Sim, sempre foi assim, e já todos sabíamos. Mas uma coisa é ter sido sempre assim, e todos sabermos, e outra coisa é sermos confrontados com as imagens, com os factos, como na reportagem do Observador sobre as eleições dos delegados da concelhia de Lisboa para a assembleia distrital do PSD. O trabalho de Vítor Matos, Pedro J. Castro e Miguel Pinheiro é, sem favor, um dos documentos mais elucidativos deste regime. Pela primeira vez, pudemos assistir à logística, às manobras, aos embarques e aos desembarques, que estão na raiz da vida política. Foi o PSD, como podia ter sido o PCP, o BE, o PS ou o CDS.

Para um historiador, tudo isto tem algo de arqueológico: tirando as carrinhas, era assim no século XIX. Ramalho Ortigão descreveu o sistema dos “influentes” e dos “caciques”, e José Malhoa pintou esse mundo em “A compra do voto” (1904). Na era do vídeo e do on-line, o velho “caciquismo” e o correlativo “voto de cabresto” estão vivos e recomendam-se: tal como há cem anos, uns quantos políticos profissionais, instalados em lugares públicos, usam o Estado para alargar clientelas, que depois mobilizam para votar.

Porque é assim? Há cem anos, até no Partido Social Democrata alemão, como demonstrou Robert Michels, vigorava a “lei de ferro da oligarquia” (em qualquer organização, por mais democrática, uma elite especializada acaba sempre por impor-se à maioria). O que é então característico do actual caso português? Talvez o papel do Estado na emergência e no funcionamento da oligarquia partidária. Os partidos agora existentes foram construídos de cima para baixo, sem excepção. Foram os recursos logísticos e legais do Estado, postos ao seu dispor pelo MFA em 1974, que fizeram e mantiveram o que são hoje o BE, o PCP, o PS, o PSD e o CDS. Quase todos eles começaram com sedes oferecidas pelo Estado, e todos vivem agora do financiamento público. Por isso, o número de militantes dos partidos em relação aos votos foi sempre muito baixo em Portugal, ao contrário dos países do norte da Europa.

Na eleição de Lisboa do PSD, votaram apenas 40% dos militantes: a mobilização caciqueira depende da desmobilização da maioria. A retórica anti-partidos, que se ouve desde o século XIX, ajuda os cidadãos a desinteressarem-se mantendo uma boa consciência. Fica a velha dúvida: os cidadãos não querem saber de política porque a política é assim, ou a política é assim porque os cidadãos não querem saber de política?

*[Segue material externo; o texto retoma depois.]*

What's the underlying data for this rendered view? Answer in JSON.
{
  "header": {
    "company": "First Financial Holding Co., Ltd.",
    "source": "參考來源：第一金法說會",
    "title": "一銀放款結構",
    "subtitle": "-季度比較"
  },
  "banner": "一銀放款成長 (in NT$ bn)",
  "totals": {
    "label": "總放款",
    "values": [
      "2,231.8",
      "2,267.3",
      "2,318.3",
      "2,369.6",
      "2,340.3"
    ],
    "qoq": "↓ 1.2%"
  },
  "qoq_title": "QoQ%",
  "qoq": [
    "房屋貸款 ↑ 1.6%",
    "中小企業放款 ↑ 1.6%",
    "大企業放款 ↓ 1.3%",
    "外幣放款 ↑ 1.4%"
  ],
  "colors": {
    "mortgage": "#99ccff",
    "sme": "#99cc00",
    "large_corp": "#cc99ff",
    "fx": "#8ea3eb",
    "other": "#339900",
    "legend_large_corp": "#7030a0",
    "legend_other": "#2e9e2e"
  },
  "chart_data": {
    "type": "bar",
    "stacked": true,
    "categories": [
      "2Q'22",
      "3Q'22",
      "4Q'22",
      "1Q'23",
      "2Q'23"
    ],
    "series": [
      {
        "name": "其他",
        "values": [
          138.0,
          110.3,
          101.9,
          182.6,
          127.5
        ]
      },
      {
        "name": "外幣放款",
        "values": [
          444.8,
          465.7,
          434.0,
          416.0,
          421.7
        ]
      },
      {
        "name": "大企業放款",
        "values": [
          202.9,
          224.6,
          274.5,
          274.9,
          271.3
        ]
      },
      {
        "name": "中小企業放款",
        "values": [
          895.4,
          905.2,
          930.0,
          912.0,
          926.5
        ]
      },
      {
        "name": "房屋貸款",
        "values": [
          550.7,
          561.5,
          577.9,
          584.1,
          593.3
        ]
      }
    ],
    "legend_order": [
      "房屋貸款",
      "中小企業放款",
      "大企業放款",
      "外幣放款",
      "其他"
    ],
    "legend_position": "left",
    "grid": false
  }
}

É nesse contexto que “todos já sabemos” e que “nada nos espanta”. Mas não nos devia inquietar? Ao contrário de outros regimes, a democracia de 1976 tem um eleitorado amplo e as suas eleições são limpas. Mas um Estado capturado por facções de políticos profissionais continua a ser o meio através do qual são feitas as carreiras na vida pública. Isso quer dizer que elegemos representantes cujos primeiros compromissos não são com os cidadãos, mas com os caciques profissionais dos seus partidos. Vista de baixo, a democracia não é participação de todos, mas a organização de alguns.

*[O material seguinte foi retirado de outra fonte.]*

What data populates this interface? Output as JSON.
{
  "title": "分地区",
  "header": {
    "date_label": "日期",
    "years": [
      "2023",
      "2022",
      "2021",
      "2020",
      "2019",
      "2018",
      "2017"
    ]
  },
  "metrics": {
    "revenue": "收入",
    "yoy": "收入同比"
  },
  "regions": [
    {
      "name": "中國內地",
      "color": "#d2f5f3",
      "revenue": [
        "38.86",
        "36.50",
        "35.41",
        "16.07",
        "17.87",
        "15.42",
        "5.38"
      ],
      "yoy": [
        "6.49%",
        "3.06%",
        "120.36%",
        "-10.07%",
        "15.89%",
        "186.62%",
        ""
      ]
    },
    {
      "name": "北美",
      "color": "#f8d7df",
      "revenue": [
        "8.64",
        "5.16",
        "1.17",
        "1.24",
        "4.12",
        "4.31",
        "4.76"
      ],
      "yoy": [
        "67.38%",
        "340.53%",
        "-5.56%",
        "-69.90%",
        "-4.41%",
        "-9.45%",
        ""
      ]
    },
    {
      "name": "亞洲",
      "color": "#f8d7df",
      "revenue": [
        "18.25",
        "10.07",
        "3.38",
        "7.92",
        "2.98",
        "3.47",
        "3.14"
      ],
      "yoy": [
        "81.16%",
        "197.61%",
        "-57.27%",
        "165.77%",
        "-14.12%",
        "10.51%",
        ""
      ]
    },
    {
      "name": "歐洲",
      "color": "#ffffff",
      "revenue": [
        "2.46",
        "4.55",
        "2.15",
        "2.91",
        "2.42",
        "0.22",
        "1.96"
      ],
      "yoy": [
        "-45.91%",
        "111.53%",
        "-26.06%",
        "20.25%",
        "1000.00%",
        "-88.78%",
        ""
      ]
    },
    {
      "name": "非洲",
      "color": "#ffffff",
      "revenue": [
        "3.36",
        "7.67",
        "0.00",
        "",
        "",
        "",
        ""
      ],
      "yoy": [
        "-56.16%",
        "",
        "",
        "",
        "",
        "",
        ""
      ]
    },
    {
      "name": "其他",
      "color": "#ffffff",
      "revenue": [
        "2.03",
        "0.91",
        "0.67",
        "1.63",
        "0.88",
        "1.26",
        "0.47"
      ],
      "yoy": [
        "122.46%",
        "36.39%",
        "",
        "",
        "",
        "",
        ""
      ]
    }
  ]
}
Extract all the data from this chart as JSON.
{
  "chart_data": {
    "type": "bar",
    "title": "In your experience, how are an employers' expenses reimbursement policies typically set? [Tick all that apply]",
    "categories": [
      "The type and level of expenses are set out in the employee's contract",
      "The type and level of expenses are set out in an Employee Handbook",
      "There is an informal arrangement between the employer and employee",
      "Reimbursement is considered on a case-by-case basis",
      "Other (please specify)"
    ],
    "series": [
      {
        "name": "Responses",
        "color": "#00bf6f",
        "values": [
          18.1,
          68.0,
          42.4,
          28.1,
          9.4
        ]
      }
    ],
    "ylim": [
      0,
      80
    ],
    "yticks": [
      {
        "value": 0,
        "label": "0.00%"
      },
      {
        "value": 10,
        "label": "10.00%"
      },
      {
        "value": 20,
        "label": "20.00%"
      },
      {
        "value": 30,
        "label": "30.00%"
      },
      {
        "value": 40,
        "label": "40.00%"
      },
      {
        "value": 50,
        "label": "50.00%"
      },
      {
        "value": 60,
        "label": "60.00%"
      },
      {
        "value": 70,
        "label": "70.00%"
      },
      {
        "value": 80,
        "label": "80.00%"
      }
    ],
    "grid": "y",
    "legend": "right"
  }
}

Ficaria talvez aqui bem um apelo à mobilização cívica. Mas o quadro institucional foi elaborado para favorecer os partidos e, dentro dos partidos, as direcções partidárias. Por alguma razão, os partidos parlamentares são os mesmos desde 1975 (incluindo o BE, sucessor da UDP e da LCI). Tudo isto dá ao sistema político uma grande estabilidade, mas à custa de uma enorme rigidez. Quando o regime tiver mesmo de mudar, acabará por cair, como aconteceu com outros regimes em 1910, 1926 e 1974. O regime é isto — os “Gonçalves” de todos os partidos e as suas carrinhas –, e quando não for isto, será outro regime.